Texas Judge Reed O’Connor struck down the laughably named “Affordable” Care Act.
ObamaCare is dead. Long live ObamaCare. Texas Judge Reed O'Connor struck down the laughably named “Affordable” Care Act Friday in a ruling cheered by President Donald Trump and many conservatives. But it’s complicated and that celebration is likely premature.
When Republicans passed tax reform, they repealed the tax penalty that enforced ObamaCare’s individual mandate. In doing so, they intentionally recalled Chief Justice John Roberts’s tortured logic and despotic legal rewrite in saving ObamaCare in 2012. He declared the mandate to be illegal under the Commerce Clause — “The Framers gave Congress the power to regulate commerce, not to compel it” — but then he rewrote the law to declare the penalty a tax so as to justify it under Congress’s tax authority. Never mind that Democrats spent four years declaring it wasn’t a tax, or that they had drafted the law to specifically avoid that language. Republicans set the tax at $0.
Thus, 20 suing states argued and O'Connor agreed that the law is undermined and unconstitutional since the tax no longer exists and the entire law depends on the mandate. Republicans hoped for this outcome when drafting tax reform, but having repealed the tax while leaving the rest of the law standing, they undermined their own argument.
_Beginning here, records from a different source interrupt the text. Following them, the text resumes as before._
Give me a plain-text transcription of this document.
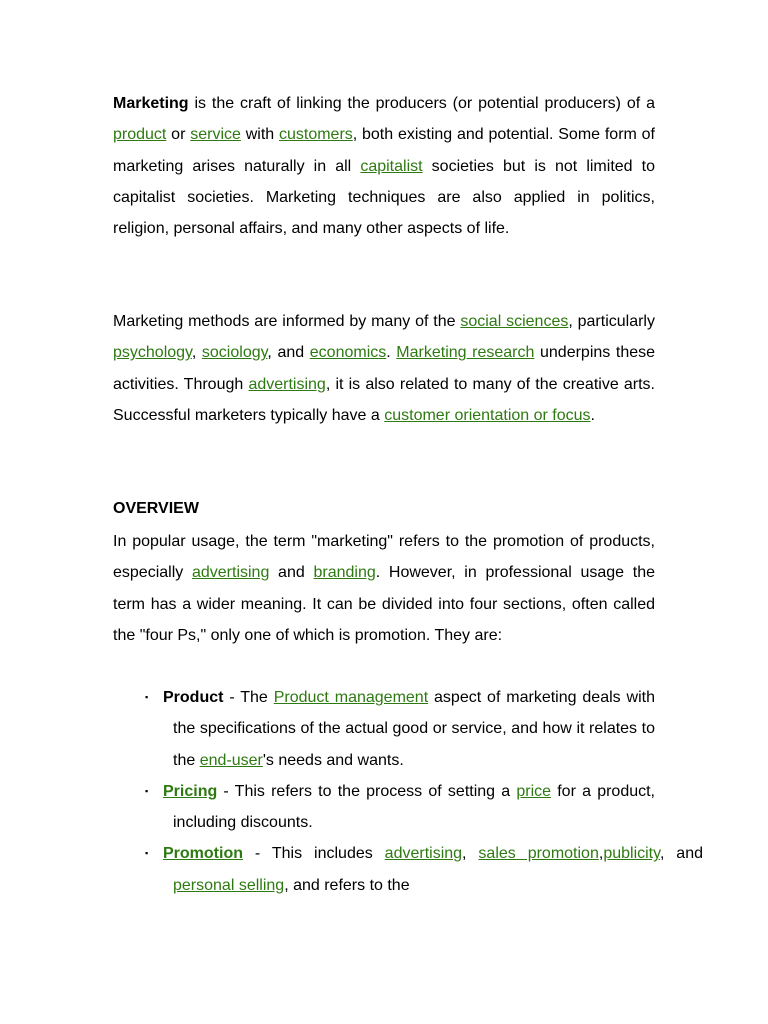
Marketing is the craft of linking the producers (or potential producers) of a product or service with customers, both existing and potential. Some form of marketing arises naturally in all capitalist societies but is not limited to capitalist societies. Marketing techniques are also applied in politics, religion, personal affairs, and many other aspects of life.

Marketing methods are informed by many of the social sciences, particularly psychology, sociology, and economics. Marketing research underpins these activities. Through advertising, it is also related to many of the creative arts. Successful marketers typically have a customer orientation or focus.

OVERVIEW

In popular usage, the term "marketing" refers to the promotion of products, especially advertising and branding. However, in professional usage the term has a wider meaning. It can be divided into four sections, often called the "four Ps," only one of which is promotion. They are:

▪ Product - The Product management aspect of marketing deals with the specifications of the actual good or service, and how it relates to the end-user's needs and wants.
▪ Pricing - This refers to the process of setting a price for a product, including discounts.
▪ Promotion - This includes advertising, sales promotion,publicity, and personal selling, and refers to the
Roberts did get it entirely wrong in 2012, but O'Connor’s ruling is unlikely to stand when it goes before the Fifth Circuit Court and then potentially the Supreme Court.
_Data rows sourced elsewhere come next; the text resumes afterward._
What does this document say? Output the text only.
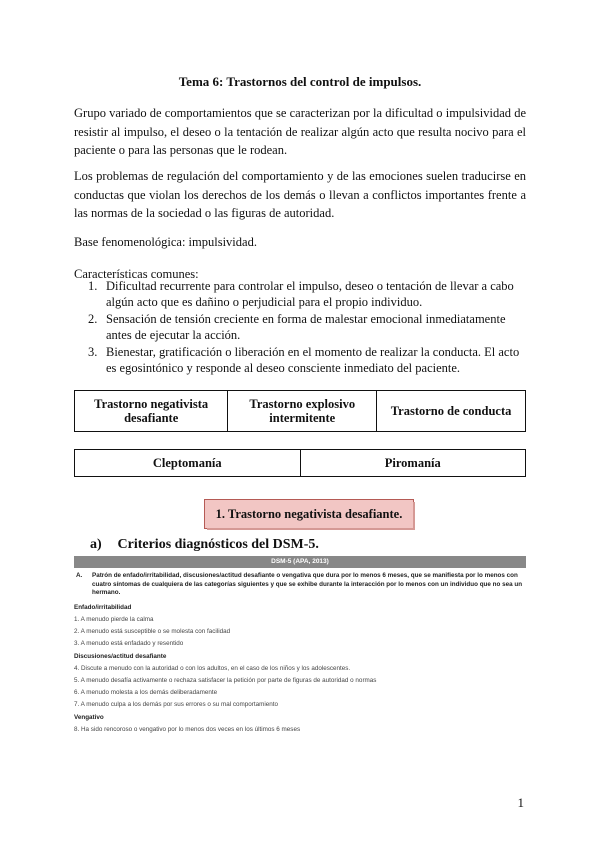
Tema 6: Trastornos del control de impulsos.
Grupo variado de comportamientos que se caracterizan por la dificultad o impulsividad de resistir al impulso, el deseo o la tentación de realizar algún acto que resulta nocivo para el paciente o para las personas que le rodean.
Los problemas de regulación del comportamiento y de las emociones suelen traducirse en conductas que violan los derechos de los demás o llevan a conflictos importantes frente a las normas de la sociedad o las figuras de autoridad.
Base fenomenológica: impulsividad.
Características comunes:
1. Dificultad recurrente para controlar el impulso, deseo o tentación de llevar a cabo algún acto que es dañino o perjudicial para el propio individuo.
2. Sensación de tensión creciente en forma de malestar emocional inmediatamente antes de ejecutar la acción.
3. Bienestar, gratificación o liberación en el momento de realizar la conducta. El acto es egosintónico y responde al deseo consciente inmediato del paciente.
Trastorno negativista desafiante	Trastorno explosivo intermitente	Trastorno de conducta
Cleptomanía	Piromanía
1. Trastorno negativista desafiante.
a) Criterios diagnósticos del DSM-5.
DSM-5 (APA, 2013)
A. Patrón de enfado/irritabilidad, discusiones/actitud desafiante o vengativa que dura por lo menos 6 meses, que se manifiesta por lo menos con cuatro síntomas de cualquiera de las categorías siguientes y que se exhibe durante la interacción por lo menos con un individuo que no sea un hermano.
Enfado/irritabilidad
1. A menudo pierde la calma
2. A menudo está susceptible o se molesta con facilidad
3. A menudo está enfadado y resentido
Discusiones/actitud desafiante
4. Discute a menudo con la autoridad o con los adultos, en el caso de los niños y los adolescentes.
5. A menudo desafía activamente o rechaza satisfacer la petición por parte de figuras de autoridad o normas
6. A menudo molesta a los demás deliberadamente
7. A menudo culpa a los demás por sus errores o su mal comportamiento
Vengativo
8. Ha sido rencoroso o vengativo por lo menos dos veces en los últimos 6 meses
1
California led the 17 states opposing Texas and 19 others. The pro-ObamaCare states will challenge the ruling on the grounds that it represents, as California Attorney General Xavier Becerra put it, “an assault on 133 million Americans with pre-existing conditions, on the 20 million Americans who rely on the A.C.A.‘s consumer protections for health care, on America’s faithful progress toward affordable health care for all Americans.”
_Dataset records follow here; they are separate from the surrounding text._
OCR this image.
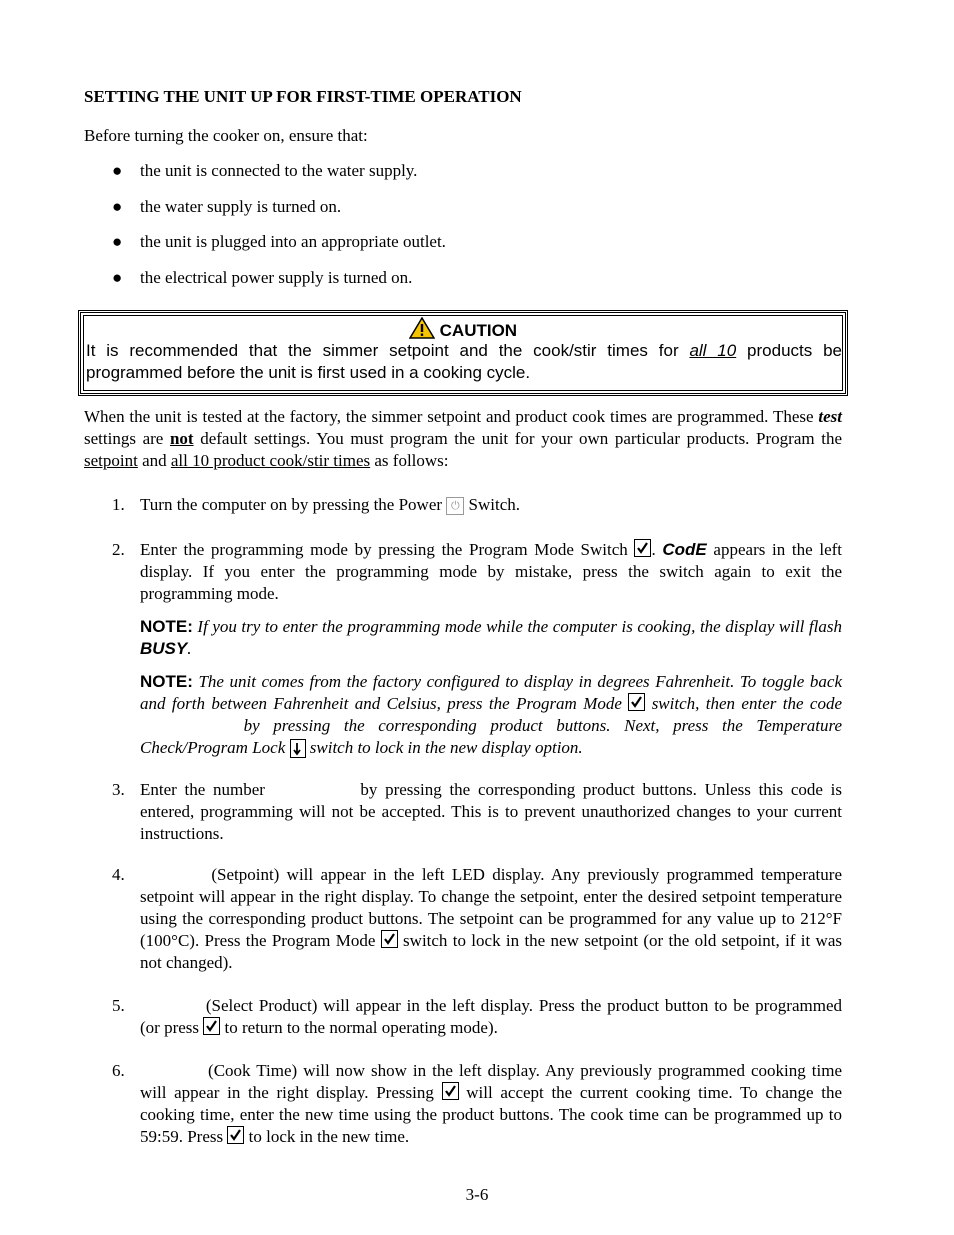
SETTING THE UNIT UP FOR FIRST-TIME OPERATION
Before turning the cooker on, ensure that:
● the unit is connected to the water supply.
● the water supply is turned on.
● the unit is plugged into an appropriate outlet.
● the electrical power supply is turned on.
CAUTION
It is recommended that the simmer setpoint and the cook/stir times for all 10 products be programmed before the unit is first used in a cooking cycle.
When the unit is tested at the factory, the simmer setpoint and product cook times are programmed. These test settings are not default settings. You must program the unit for your own particular products. Program the setpoint and all 10 product cook/stir times as follows:
1. Turn the computer on by pressing the Power ⏻ Switch.
2. Enter the programming mode by pressing the Program Mode Switch
. CodE appears in the left display. If you enter the programming mode by mistake, press the switch again to exit the programming mode.
NOTE: If you try to enter the programming mode while the computer is cooking, the display will flash BUSY.
NOTE: The unit comes from the factory configured to display in degrees Fahrenheit. To toggle back and forth between Fahrenheit and Celsius, press the Program Mode
switch, then enter the code  by pressing the corresponding product buttons. Next, press the Temperature Check/Program Lock  switch to lock in the new display option.
3. Enter the number	by pressing the corresponding product buttons. Unless this code is entered, programming will not be accepted. This is to prevent unauthorized changes to your current instructions.
4.	(Setpoint) will appear in the left LED display. Any previously programmed temperature setpoint will appear in the right display. To change the setpoint, enter the desired setpoint temperature using the corresponding product buttons. The setpoint can be programmed for any value up to 212°F (100°C). Press the Program Mode
switch to lock in the new setpoint (or the old setpoint, if it was not changed).
5.	(Select Product) will appear in the left display. Press the product button to be programmed (or press
to return to the normal operating mode).
6.	(Cook Time) will now show in the left display. Any previously programmed cooking time will appear in the right display. Pressing
will accept the current cooking time. To change the cooking time, enter the new time using the product buttons. The cook time can be programmed up to 59:59. Press
to lock in the new time.
3-6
The Democrats’ strategy in establishing ObamaCare was politically and practically brilliant. They constructed a new entitlement that could survive legal challenge even when it shouldn’t have, and millions of Americans now depend on the law, making repeal of any kind — via Congress or the courts — effectively untenable. Ask congressional Republicans. And, as we warned from the beginning, the Democrats’ ultimate goal was single-payer health care. ObamaCare was deliberately faulty and incomplete, for which the convenient “solution” is total government health care. Bernie Sanders and his ilk have made this plain with “Medicare for All.”
We hate to play the role of Debbie Downer, but this ruling may end up being little more than a blip on the radar. Congressional Republicans cannot outsource to the courts the work of ObamaCare repeal.